When rating scales are imported into healthcare the clinical gaze risks being captured by those whose interests are served by the measurement technology. The rating scales add to company abilities to hypnotize clinicians and enfold them in a world defined by the marketing departments of pharmaceutical companies.
But it is not only the clinical gaze that is captured. The very nature of human experience can be redefined. Thus the creation of female sexual dysfunction (FSD) hinged on producing treatment changes on rating scales that include items such as clitoral numbness—because this is the kind of thing that can be tallied on a rating scale. Focusing on whether one's clitoris is numb or not, while making love, risks changing the entire experience of making love. It also creates a discontent, and perhaps focuses other discontents on this area, with a drug becoming the apparent answer to these discontents.32
The rating scale maps out the contours of
this new condition. The measurement and disease mongering of FSD has led in recent years to women in their twenties with three young children who have lost interest in sex being encouraged to think they should have their testosterone levels checked rather than considering that their problems may stem from the circumstances in which they find themselves.33 But aside from the women who may opt for low-dose testosterone as a result, the wider culture surrounding these issues has changed in ways that affect how all women perceive what is going on in them, in a manner analogous to the way the marketing of HRT up until recently persuaded a lot of women that being postmenopausal was to be diseased.
While rating scales, along with blood tests for cholesterol levels or bone scans for bone densities, do generate data, exclusive reliance on such data, an increasing temptation among harried doctors, leads to what I call informational reductionism.
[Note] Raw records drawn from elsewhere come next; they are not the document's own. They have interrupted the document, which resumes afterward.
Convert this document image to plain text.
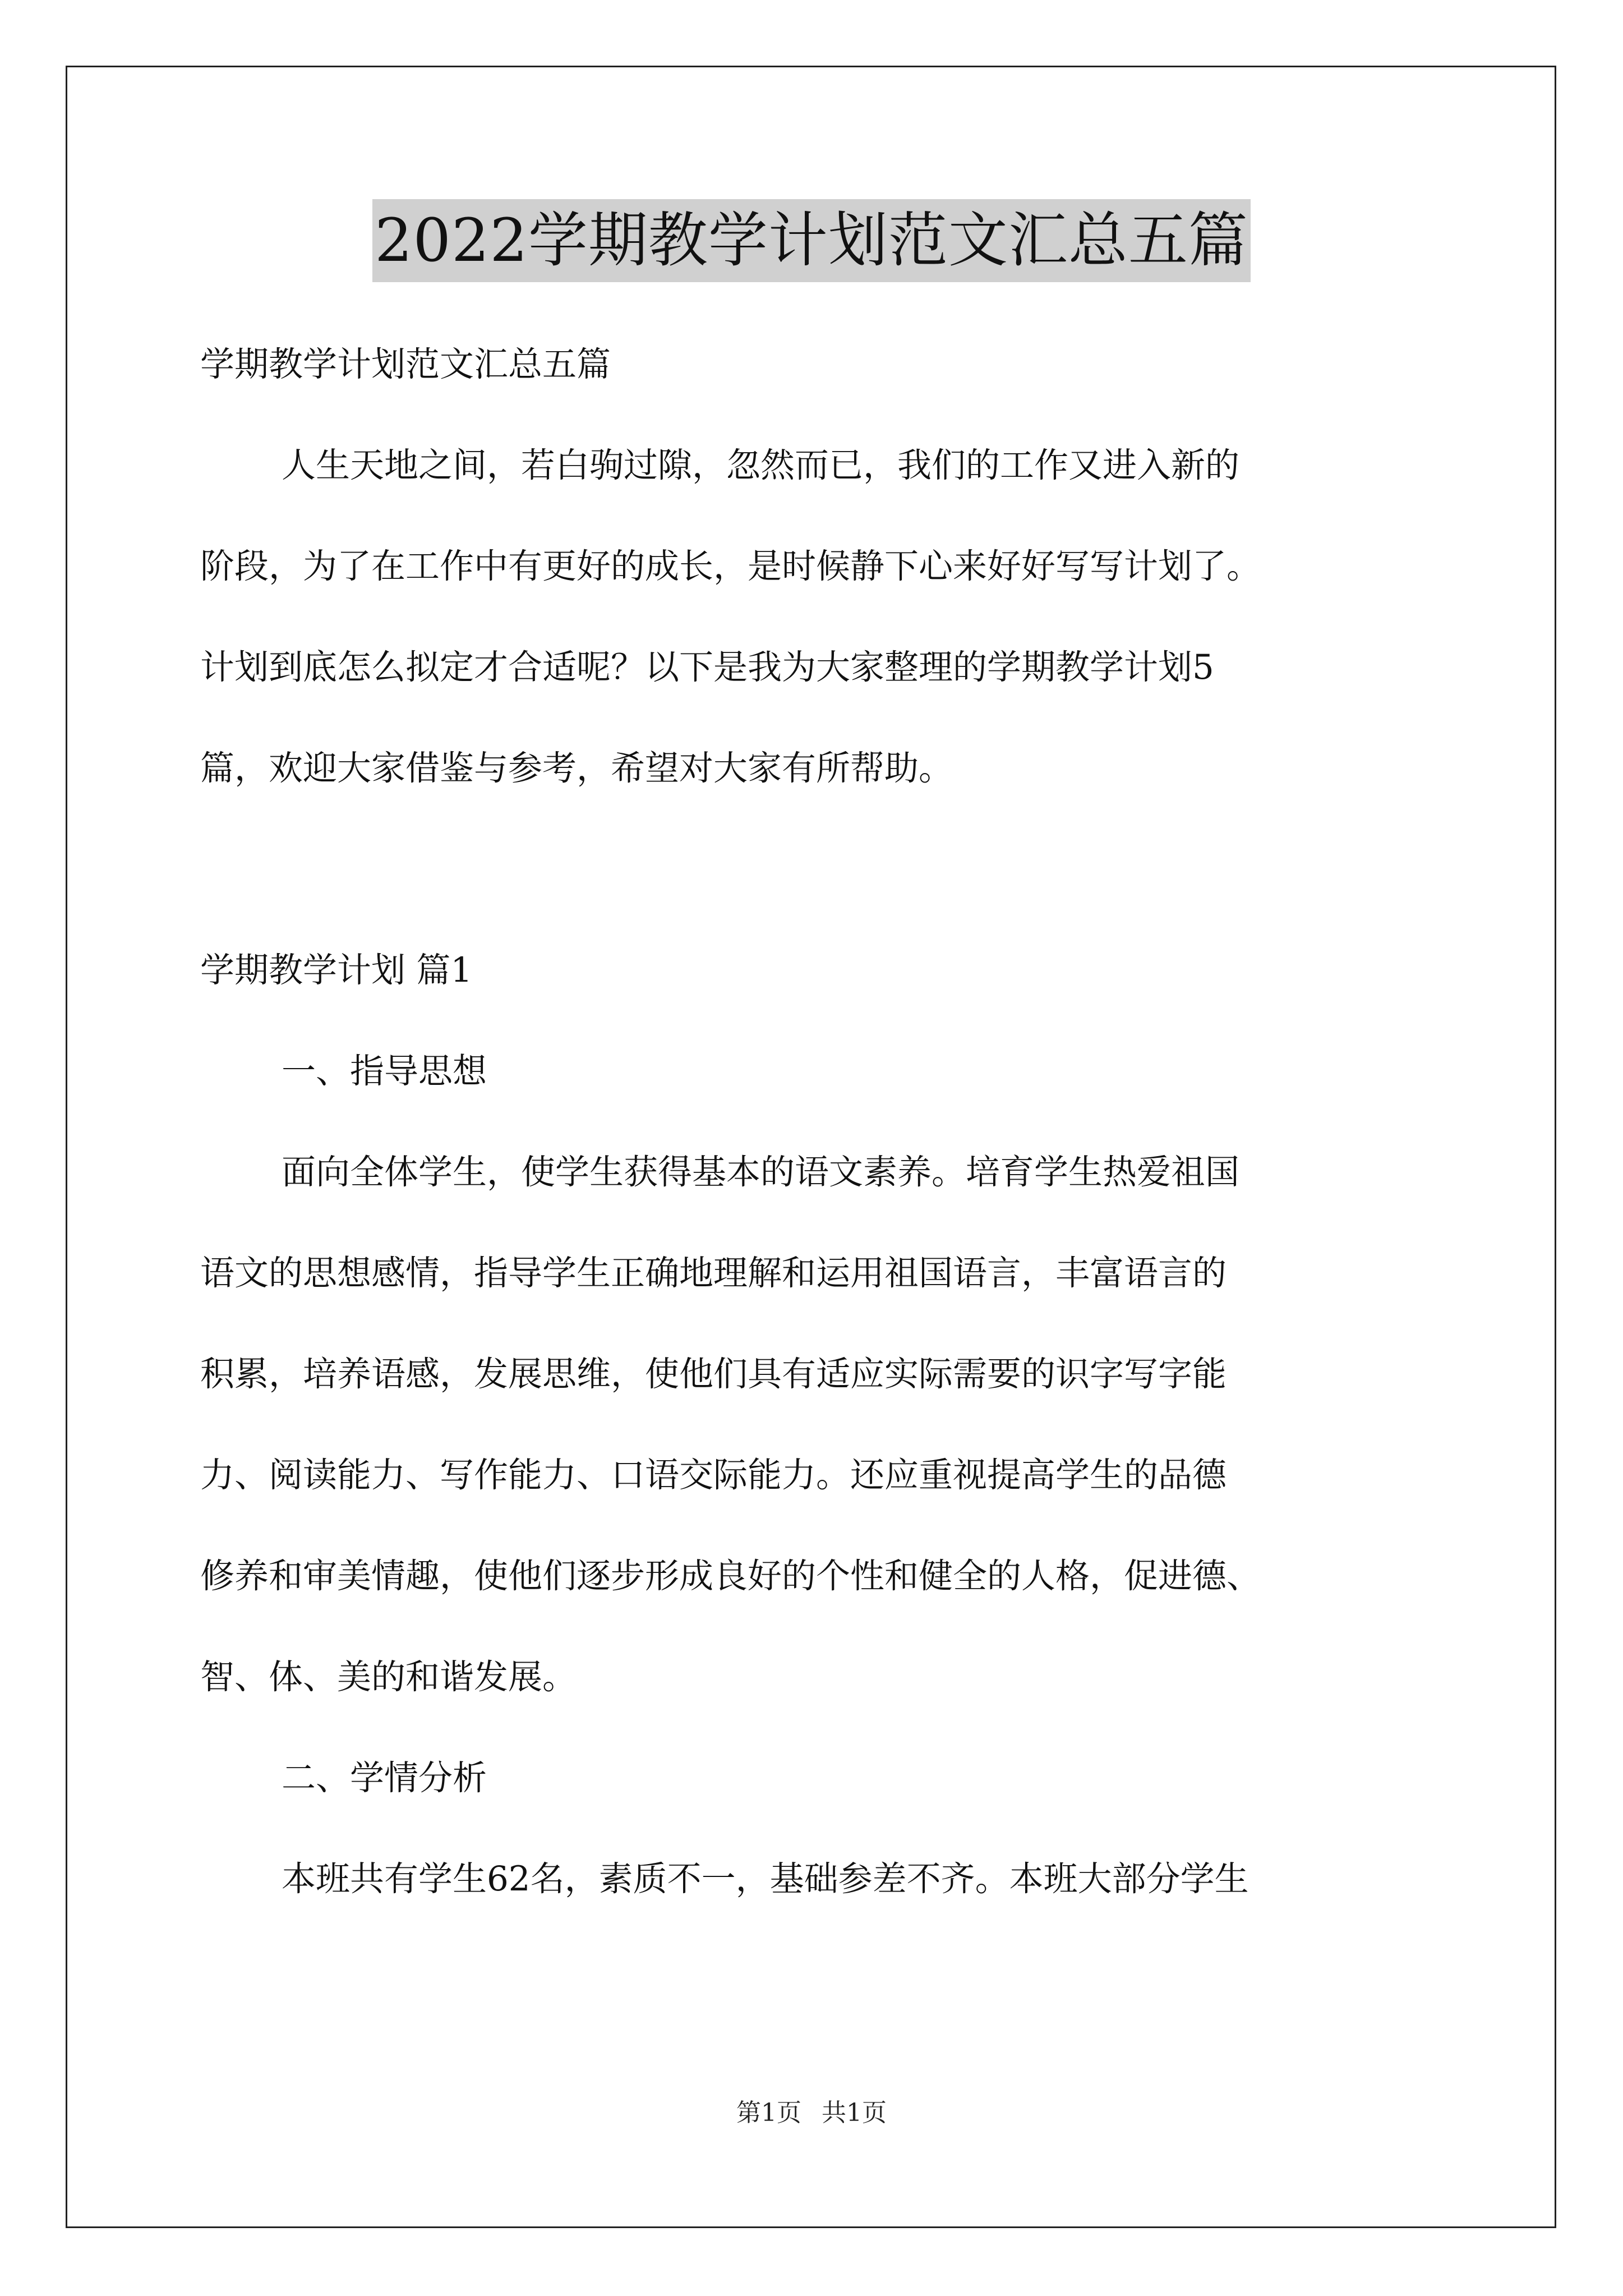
2022学期教学计划范文汇总五篇
学期教学计划范文汇总五篇
人生天地之间，若白驹过隙，忽然而已，我们的工作又进入新的
阶段，为了在工作中有更好的成长，是时候静下心来好好写写计划了。
计划到底怎么拟定才合适呢？以下是我为大家整理的学期教学计划5
篇，欢迎大家借鉴与参考，希望对大家有所帮助。
学期教学计划 篇1
一、指导思想
面向全体学生，使学生获得基本的语文素养。培育学生热爱祖国
语文的思想感情，指导学生正确地理解和运用祖国语言，丰富语言的
积累，培养语感，发展思维，使他们具有适应实际需要的识字写字能
力、阅读能力、写作能力、口语交际能力。还应重视提高学生的品德
修养和审美情趣，使他们逐步形成良好的个性和健全的人格，促进德、
智、体、美的和谐发展。
二、学情分析
本班共有学生62名，素质不一，基础参差不齐。本班大部分学生
第1页 共1页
Critics have complained for decades about the biomedical reductionism that supposedly dehumanizes clinical exchanges. Reducing humans to their bodies—whether hormones or neurotransmitters or the mechanical actions of their heart— for these critics is not a fit way to treat people. But where an old-style medical encounter might lead to a focus on some important aspect of a patient's physical state, the upside of such reductionism has always been that the doctor might thereby pinpoint something that would help lift us out of some real disability or even save our life. In contrast, there is not a single benefit likely to accrue from this new informational reductionism whether embodied in lipid levels, bone density measurements, or rating scale scores—although the measurements are sold as empowering us.